El relator especial de Naciones Unidas sobre la tortura, Manfred Nowak, dijo este miércoles que el
gobierno cubano le comunicó que no podría visitar las cárceles de la isla, como se había convenido
el año pasado.
Las autoridades cubanas nunca han permitido la entrada de observadores independientes a las
cárceles de la isla, por lo que la invitación de 2009 para que se efectuara una misión de
investigación había sido considerada un gran avance, según nuestro corresponsal en La Habana,
Michael Voss.
Después de intentar fijar una fecha que fuera conveniente para ambas partes en repetidas
ocasiones, el relator especial fue informado que no había una fecha disponible para la misión antes
del final de su mandato, el próximo octubre.

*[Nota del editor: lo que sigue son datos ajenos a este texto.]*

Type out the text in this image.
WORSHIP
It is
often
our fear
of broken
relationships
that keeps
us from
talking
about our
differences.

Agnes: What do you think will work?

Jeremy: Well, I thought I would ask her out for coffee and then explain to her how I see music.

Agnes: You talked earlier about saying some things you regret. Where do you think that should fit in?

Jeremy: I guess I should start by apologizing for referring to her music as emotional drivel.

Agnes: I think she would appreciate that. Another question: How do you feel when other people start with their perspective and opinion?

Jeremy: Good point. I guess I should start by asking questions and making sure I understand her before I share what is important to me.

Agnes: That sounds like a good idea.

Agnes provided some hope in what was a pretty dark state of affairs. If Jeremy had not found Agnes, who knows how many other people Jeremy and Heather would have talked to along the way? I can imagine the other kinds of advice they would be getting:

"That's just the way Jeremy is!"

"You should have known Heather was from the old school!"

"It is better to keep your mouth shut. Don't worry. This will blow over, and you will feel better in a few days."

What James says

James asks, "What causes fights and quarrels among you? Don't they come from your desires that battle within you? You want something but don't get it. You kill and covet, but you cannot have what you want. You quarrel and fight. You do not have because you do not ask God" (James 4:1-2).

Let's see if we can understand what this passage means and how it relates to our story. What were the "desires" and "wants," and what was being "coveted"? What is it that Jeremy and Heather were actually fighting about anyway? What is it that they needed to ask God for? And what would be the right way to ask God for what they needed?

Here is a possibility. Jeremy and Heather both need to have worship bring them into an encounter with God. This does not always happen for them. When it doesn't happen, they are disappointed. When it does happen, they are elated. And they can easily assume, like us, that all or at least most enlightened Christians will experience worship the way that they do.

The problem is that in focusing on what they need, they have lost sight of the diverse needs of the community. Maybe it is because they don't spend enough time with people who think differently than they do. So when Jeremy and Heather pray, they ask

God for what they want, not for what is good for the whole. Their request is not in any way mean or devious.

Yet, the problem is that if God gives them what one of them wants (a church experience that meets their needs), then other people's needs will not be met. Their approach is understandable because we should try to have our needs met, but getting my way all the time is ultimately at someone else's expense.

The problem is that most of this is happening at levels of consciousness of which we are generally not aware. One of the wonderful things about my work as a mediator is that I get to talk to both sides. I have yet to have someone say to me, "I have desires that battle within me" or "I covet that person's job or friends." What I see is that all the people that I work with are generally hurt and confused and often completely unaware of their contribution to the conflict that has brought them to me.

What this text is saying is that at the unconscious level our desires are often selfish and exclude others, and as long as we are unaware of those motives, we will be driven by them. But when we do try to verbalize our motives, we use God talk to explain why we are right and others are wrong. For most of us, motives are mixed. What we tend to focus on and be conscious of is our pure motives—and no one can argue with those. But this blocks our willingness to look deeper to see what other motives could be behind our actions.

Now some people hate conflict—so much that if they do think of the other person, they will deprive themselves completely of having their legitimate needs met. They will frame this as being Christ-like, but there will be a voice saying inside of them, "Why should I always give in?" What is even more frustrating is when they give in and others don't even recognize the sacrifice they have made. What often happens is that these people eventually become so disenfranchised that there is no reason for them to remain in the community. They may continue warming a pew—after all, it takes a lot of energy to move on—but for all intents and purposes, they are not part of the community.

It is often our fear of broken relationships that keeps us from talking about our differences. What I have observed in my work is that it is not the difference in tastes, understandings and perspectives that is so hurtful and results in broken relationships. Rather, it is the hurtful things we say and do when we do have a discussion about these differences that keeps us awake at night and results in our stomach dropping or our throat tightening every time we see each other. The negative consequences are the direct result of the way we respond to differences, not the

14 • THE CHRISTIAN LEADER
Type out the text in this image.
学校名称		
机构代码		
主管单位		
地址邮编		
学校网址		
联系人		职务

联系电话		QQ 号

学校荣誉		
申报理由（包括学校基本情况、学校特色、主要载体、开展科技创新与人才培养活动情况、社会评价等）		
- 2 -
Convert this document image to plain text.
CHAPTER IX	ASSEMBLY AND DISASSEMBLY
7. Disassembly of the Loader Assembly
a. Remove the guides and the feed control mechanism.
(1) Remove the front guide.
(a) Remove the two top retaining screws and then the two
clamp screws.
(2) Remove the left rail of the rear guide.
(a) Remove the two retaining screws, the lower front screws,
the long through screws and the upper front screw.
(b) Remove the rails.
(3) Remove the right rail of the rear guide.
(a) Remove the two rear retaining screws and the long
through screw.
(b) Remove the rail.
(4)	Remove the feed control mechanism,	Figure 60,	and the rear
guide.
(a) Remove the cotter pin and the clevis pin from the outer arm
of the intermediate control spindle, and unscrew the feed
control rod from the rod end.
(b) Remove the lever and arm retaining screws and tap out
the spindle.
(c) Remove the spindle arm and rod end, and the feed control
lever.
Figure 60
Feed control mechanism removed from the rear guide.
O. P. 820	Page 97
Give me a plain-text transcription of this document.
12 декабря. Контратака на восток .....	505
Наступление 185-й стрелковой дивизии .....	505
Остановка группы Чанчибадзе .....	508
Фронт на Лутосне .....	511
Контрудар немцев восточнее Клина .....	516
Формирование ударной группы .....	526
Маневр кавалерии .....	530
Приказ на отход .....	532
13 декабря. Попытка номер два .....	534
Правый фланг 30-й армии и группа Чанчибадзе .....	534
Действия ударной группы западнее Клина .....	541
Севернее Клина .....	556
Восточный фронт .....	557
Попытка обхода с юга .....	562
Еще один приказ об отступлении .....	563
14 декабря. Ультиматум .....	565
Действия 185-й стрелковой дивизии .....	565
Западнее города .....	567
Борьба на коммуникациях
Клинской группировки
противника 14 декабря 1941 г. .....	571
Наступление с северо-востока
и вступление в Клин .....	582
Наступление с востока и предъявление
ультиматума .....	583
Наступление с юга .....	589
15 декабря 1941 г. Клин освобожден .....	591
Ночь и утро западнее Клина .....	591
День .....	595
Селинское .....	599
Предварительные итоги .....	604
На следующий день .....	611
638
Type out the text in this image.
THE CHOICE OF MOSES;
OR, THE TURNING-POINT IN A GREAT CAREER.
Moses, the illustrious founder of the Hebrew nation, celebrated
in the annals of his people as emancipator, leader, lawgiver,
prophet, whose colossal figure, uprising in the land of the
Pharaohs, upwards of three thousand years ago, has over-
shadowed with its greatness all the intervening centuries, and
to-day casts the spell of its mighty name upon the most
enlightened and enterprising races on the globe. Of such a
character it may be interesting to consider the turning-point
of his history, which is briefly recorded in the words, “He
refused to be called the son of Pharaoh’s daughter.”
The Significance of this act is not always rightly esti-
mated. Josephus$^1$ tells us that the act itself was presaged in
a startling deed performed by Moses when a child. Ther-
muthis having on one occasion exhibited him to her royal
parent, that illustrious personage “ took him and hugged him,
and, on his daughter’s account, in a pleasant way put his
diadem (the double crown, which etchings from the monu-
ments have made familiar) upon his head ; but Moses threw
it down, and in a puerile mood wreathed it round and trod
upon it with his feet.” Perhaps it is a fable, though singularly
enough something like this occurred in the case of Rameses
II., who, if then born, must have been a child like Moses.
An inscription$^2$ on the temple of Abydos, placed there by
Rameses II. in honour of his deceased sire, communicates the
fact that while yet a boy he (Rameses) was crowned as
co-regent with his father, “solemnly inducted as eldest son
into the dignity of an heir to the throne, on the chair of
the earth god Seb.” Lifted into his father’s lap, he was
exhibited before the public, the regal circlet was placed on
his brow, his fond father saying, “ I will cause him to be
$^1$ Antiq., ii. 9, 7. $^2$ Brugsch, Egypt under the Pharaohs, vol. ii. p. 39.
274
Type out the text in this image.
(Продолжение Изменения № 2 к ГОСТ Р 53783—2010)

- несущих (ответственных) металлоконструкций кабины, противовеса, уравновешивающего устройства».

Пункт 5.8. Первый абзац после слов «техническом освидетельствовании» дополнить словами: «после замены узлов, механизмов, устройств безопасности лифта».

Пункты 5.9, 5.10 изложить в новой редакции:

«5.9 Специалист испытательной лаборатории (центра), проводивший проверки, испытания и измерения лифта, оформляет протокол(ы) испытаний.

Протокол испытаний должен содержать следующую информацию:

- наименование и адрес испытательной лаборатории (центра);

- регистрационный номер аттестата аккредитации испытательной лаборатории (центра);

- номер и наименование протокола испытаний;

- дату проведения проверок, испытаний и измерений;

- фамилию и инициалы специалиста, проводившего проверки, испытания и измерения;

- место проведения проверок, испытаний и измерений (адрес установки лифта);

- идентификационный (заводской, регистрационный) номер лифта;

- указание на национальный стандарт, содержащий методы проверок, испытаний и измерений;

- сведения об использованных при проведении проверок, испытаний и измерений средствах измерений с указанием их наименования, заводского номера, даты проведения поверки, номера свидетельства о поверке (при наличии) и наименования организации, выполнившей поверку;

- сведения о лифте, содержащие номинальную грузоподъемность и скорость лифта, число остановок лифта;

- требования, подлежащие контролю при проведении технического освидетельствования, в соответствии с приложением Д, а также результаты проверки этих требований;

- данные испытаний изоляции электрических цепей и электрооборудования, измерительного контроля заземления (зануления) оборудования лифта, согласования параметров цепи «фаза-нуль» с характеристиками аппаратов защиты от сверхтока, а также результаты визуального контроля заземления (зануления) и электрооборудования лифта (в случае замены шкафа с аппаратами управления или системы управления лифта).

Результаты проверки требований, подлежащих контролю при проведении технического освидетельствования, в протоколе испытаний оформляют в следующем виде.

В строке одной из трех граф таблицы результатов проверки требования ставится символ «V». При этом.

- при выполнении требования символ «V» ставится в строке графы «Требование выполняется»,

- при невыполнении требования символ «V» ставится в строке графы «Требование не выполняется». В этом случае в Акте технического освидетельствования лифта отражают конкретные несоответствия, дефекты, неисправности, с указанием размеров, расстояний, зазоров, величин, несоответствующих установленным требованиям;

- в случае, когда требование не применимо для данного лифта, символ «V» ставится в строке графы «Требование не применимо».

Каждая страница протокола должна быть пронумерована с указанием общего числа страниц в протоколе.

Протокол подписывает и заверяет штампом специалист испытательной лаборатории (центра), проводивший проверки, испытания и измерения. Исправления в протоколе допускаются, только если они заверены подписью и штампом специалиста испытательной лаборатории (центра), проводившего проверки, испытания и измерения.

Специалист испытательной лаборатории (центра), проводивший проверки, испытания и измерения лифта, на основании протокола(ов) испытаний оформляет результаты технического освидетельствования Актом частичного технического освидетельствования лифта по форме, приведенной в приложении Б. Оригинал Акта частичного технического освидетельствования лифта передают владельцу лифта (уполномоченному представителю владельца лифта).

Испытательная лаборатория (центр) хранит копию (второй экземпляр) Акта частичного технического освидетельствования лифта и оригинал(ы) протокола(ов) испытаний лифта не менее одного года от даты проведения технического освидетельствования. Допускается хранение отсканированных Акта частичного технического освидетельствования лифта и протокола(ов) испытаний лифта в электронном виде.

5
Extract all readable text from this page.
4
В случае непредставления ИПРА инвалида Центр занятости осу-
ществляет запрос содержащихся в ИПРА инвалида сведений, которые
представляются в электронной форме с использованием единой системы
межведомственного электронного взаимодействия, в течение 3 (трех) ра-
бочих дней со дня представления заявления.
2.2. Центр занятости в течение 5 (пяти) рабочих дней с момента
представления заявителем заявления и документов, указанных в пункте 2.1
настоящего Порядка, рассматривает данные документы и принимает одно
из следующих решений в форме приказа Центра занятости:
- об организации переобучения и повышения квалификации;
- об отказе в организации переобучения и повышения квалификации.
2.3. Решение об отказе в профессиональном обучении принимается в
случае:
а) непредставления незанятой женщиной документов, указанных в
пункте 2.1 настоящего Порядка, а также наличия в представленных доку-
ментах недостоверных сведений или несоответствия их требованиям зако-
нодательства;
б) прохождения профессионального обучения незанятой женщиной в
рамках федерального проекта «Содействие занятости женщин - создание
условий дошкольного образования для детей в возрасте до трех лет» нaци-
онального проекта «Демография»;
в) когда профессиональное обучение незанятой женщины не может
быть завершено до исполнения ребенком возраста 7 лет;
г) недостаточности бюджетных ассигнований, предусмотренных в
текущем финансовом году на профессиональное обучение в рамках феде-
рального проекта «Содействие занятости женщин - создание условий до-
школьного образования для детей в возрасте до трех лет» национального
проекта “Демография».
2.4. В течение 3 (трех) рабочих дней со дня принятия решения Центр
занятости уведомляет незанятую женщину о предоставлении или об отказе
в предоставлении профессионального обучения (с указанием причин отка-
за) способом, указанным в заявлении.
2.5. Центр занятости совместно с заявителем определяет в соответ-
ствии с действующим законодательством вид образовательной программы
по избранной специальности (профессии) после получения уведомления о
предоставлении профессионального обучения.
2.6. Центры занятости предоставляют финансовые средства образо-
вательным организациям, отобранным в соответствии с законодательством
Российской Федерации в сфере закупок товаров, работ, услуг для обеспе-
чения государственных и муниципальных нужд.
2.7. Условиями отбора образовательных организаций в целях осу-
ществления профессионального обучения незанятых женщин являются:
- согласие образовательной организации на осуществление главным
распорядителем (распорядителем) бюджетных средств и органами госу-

Voss señaló que Cuba ha sido objeto de críticas internacionales por el trato que da a los
disidentes presos después de la muerte en febrero de uno de ellos que estaba en huelga de hambre,
Orlando Zapata. Lamento que, a pesar de su invitación, el gobierno de Cuba no me haya
permitido evaluar objetivamente la situación en el país mediante la obtención de información de
primera mano de todas las fuentes disponibles
"Lamento que, a pesar de su invitación, el gobierno de Cuba no me haya permitido evaluar
objetivamente la situación en el país mediante la obtención de información de primera mano de todas
las fuentes disponibles", dijo en una declaración escrita el jurista, que tiene un mandato del
Consejo de Derechos Humanos con sede en Ginebra.
Los representantes cubanos en el Consejo respondieron que no necesitan una "valoración
objetiva" de la situación de sus cárceles, pero añadieron que seguirán intentando encontrar una
fecha que convenga a las dos partes.
Después de la muerte de Zapata, el disidente Guillermo Fariñas, inició una huelga de hambre
para pedir la liberación de los prisioneros enfermos.
Aunque el mes pasado La Habana accedió a hospitalizar a los presos más gravemente enfermos
aún no ha efectuado ese traslado, señaló Voss. Al menos tres fueron enviados a cárceles más
cercanas a sus familias.
Las autoridades niegan que existan prisioneros políticos y les llama mercenarios pagados por
Estados Unidos para derrocar el sistema.